Saturday 16 February 2013

Gayle Tzemach Lemmon: Women entrepreneurs, example not exception

If you're talking about entrepreneurs in conflict and post-conflict settings, then you must talk about women, because they are the population you have left.” - Gayle Tzemach Lemmon



Reporter Gayle Tzemach Lemmon writes about women entrepreneurs around the world.

Women aren’t micro--so why do they only get micro-loans? Reporter Gayle Tzemach Lemmon argues that women running all types of firms-- from home businesses to major factories-- are the overlooked key to economic development.(Filmed at TEDxWomen.)
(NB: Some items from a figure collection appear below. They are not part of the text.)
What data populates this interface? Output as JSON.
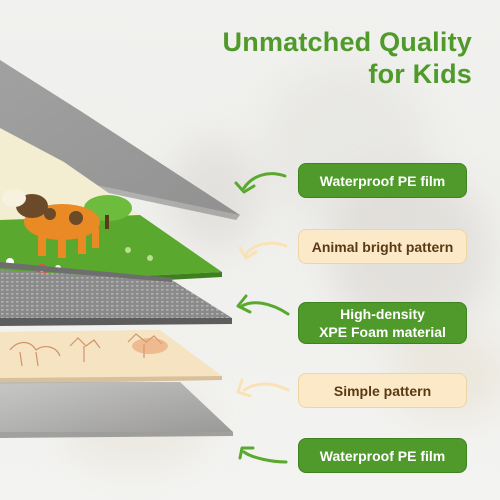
{
  "headline": {
    "line1": "Unmatched Quality",
    "line2": "for Kids"
  },
  "labels": [
    {
      "text": "Waterproof PE film",
      "style": "green"
    },
    {
      "text": "Animal bright pattern",
      "style": "cream"
    },
    {
      "text_line1": "High-density",
      "text_line2": "XPE Foam material",
      "style": "green"
    },
    {
      "text": "Simple pattern",
      "style": "cream"
    },
    {
      "text": "Waterproof PE film",
      "style": "green"
    }
  ],
  "colors": {
    "brand_green": "#4f9a2a",
    "cream": "#fbe9c7",
    "pattern_green": "#5aa82e",
    "foam_gray": "#8a8a8a"
  },
  "icons": [
    "curved-arrow-icon"
  ]
}
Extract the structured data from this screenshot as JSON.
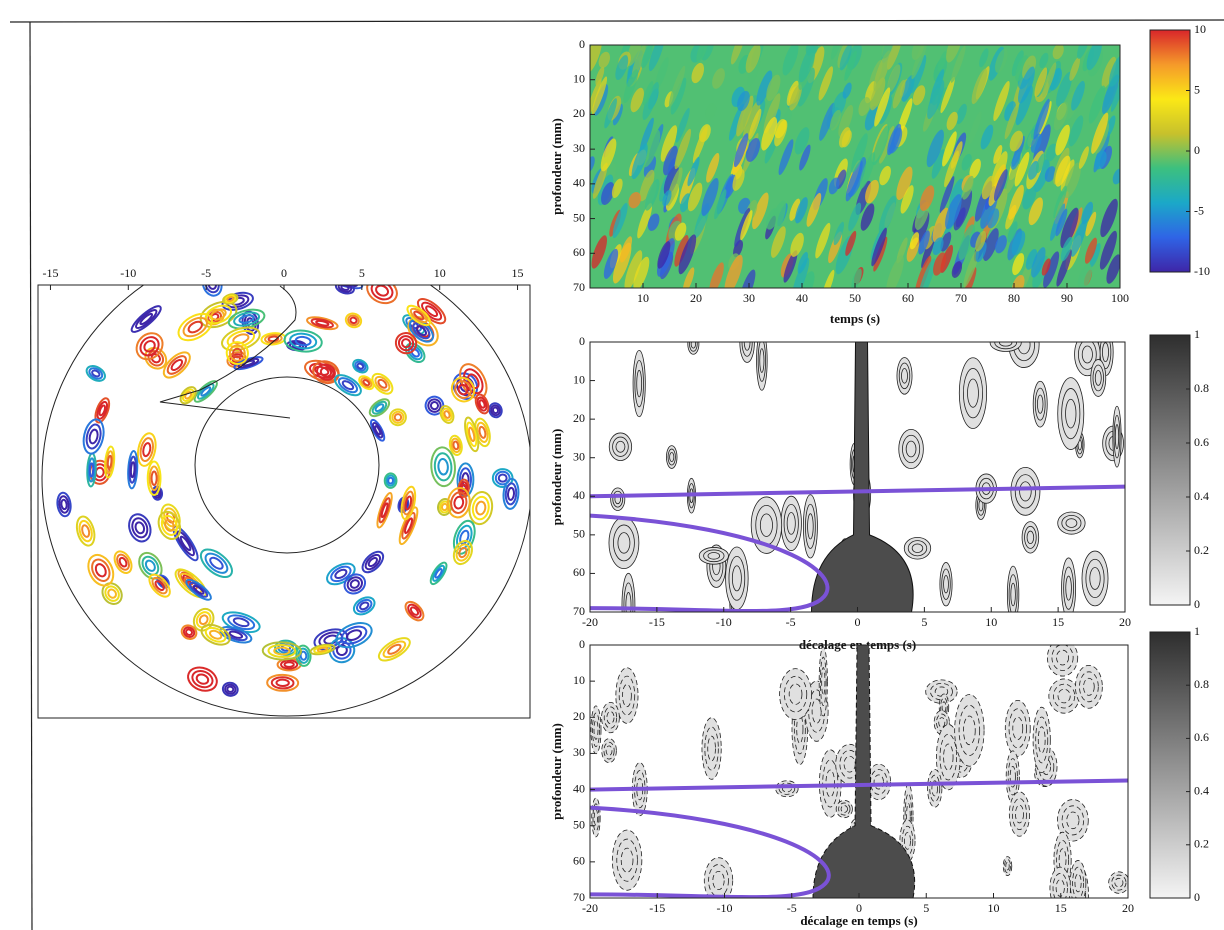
{
  "chart_data": [
    {
      "type": "polar-contour",
      "xlim": [
        -15.8,
        15.8
      ],
      "xticks": [
        -15,
        -10,
        -5,
        0,
        5,
        10,
        15
      ],
      "colormap": [
        "#3e26a8",
        "#2f64e6",
        "#1ba8c8",
        "#3cc07f",
        "#c7c12c",
        "#fbe816",
        "#f59a2a",
        "#d9262a"
      ]
    },
    {
      "type": "heatmap",
      "xlabel": "temps (s)",
      "ylabel": "profondeur (mm)",
      "xlim": [
        0,
        100
      ],
      "xticks": [
        10,
        20,
        30,
        40,
        50,
        60,
        70,
        80,
        90,
        100
      ],
      "ylim": [
        70,
        0
      ],
      "yticks": [
        0,
        10,
        20,
        30,
        40,
        50,
        60,
        70
      ],
      "colormap": [
        "#3e26a8",
        "#2f64e6",
        "#1ba8c8",
        "#3cc07f",
        "#c7c12c",
        "#fbe816",
        "#f59a2a",
        "#d9262a"
      ],
      "colorbar": {
        "lim": [
          -10,
          10
        ],
        "ticks": [
          10,
          5,
          0,
          -5,
          -10
        ]
      }
    },
    {
      "type": "contour",
      "xlabel": "décalage en temps (s)",
      "ylabel": "profondeur (mm)",
      "xlim": [
        -20,
        20
      ],
      "xticks": [
        -20,
        -15,
        -10,
        -5,
        0,
        5,
        10,
        15,
        20
      ],
      "ylim": [
        70,
        0
      ],
      "yticks": [
        0,
        10,
        20,
        30,
        40,
        50,
        60,
        70
      ],
      "colormap": [
        "#f4f4f4",
        "#2e2e2e"
      ],
      "line_style": "solid",
      "colorbar": {
        "lim": [
          0,
          1
        ],
        "ticks": [
          1,
          0.8,
          0.6,
          0.4,
          0.2,
          0
        ]
      }
    },
    {
      "type": "contour",
      "xlabel": "décalage en temps (s)",
      "ylabel": "profondeur (mm)",
      "xlim": [
        -20,
        20
      ],
      "xticks": [
        -20,
        -15,
        -10,
        -5,
        0,
        5,
        10,
        15,
        20
      ],
      "ylim": [
        70,
        0
      ],
      "yticks": [
        0,
        10,
        20,
        30,
        40,
        50,
        60,
        70
      ],
      "colormap": [
        "#f4f4f4",
        "#2e2e2e"
      ],
      "line_style": "dashed",
      "colorbar": {
        "lim": [
          0,
          1
        ],
        "ticks": [
          1,
          0.8,
          0.6,
          0.4,
          0.2,
          0
        ]
      }
    }
  ]
}
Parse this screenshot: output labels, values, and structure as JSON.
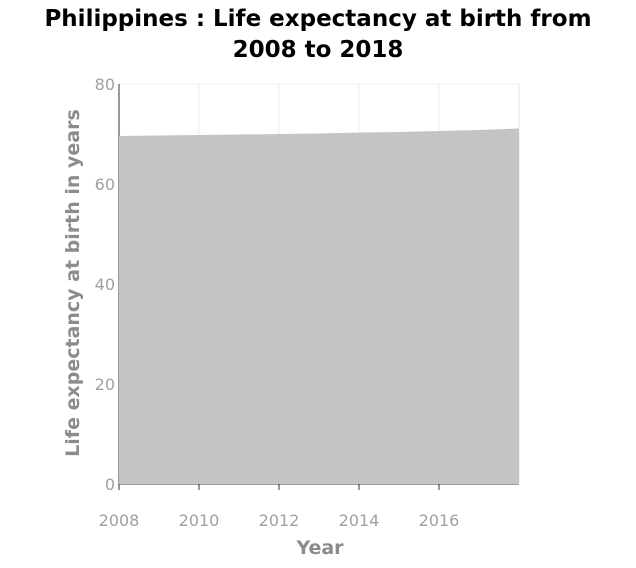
{
  "chart_data": {
    "type": "area",
    "title_line1": "Philippines : Life expectancy at birth from",
    "title_line2": "2008 to 2018",
    "xlabel": "Year",
    "ylabel": "Life expectancy at birth in years",
    "x": [
      2008,
      2009,
      2010,
      2011,
      2012,
      2013,
      2014,
      2015,
      2016,
      2017,
      2018
    ],
    "values": [
      69.6,
      69.7,
      69.8,
      69.9,
      70.0,
      70.1,
      70.3,
      70.4,
      70.6,
      70.8,
      71.1
    ],
    "xlim": [
      2008,
      2018
    ],
    "ylim": [
      0,
      80
    ],
    "x_ticks": [
      2008,
      2010,
      2012,
      2014,
      2016
    ],
    "y_ticks": [
      0,
      20,
      40,
      60,
      80
    ],
    "grid": true,
    "fill_color": "#c4c4c4"
  }
}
Why you should listen to her:

Gayle Tzemach Lemmon never set out to write about women entrepreneurs. She was simply looking for a great—and underreported—economics story after leaving ABC News for MBA study at Harvard to pursue her interest in economic development.

What she found was women entrepreneurs in some of the toughest business environments creating jobs against daunting obstacles. Since then her writing on entrepreneurship has appeared in publications including the International Herald Tribune and Financial Times along with the World Bank and the International Finance Corporation.
While working in finance at the global investment firm PIMCO, Lemmon went on to write a book about a young Afghan teacher-turned-entrepreneur whose dressmaking business supported women around her neighborhood under the Taliban. The Dressmaker of Khair Khana became a New York Times bestseller and the subject of a Harvard Business School case study.
Now a fellow at the Council on Foreign Relations and a contributing editor-at-large for Newsweek Daily Beast, Lemmon continues to travel the world reporting on economic and development issues with a focus on women. She is author of the Newsweek March 2011 cover story “The Hillary Doctrine” and the September 2011 profile on U.N. Women’s Michelle Bachelet.

Quotes by Gayle Tzemach Lemmon

Microfinance is an incredibly powerful tool … but we must move beyond micro-hopes and micro-ambitions for women.

Not one country in all the world has eliminated its economic participation [gender] gap — not one.

The women in this room and all around the world are not exceptions. We are not a special interest group. We are the majority.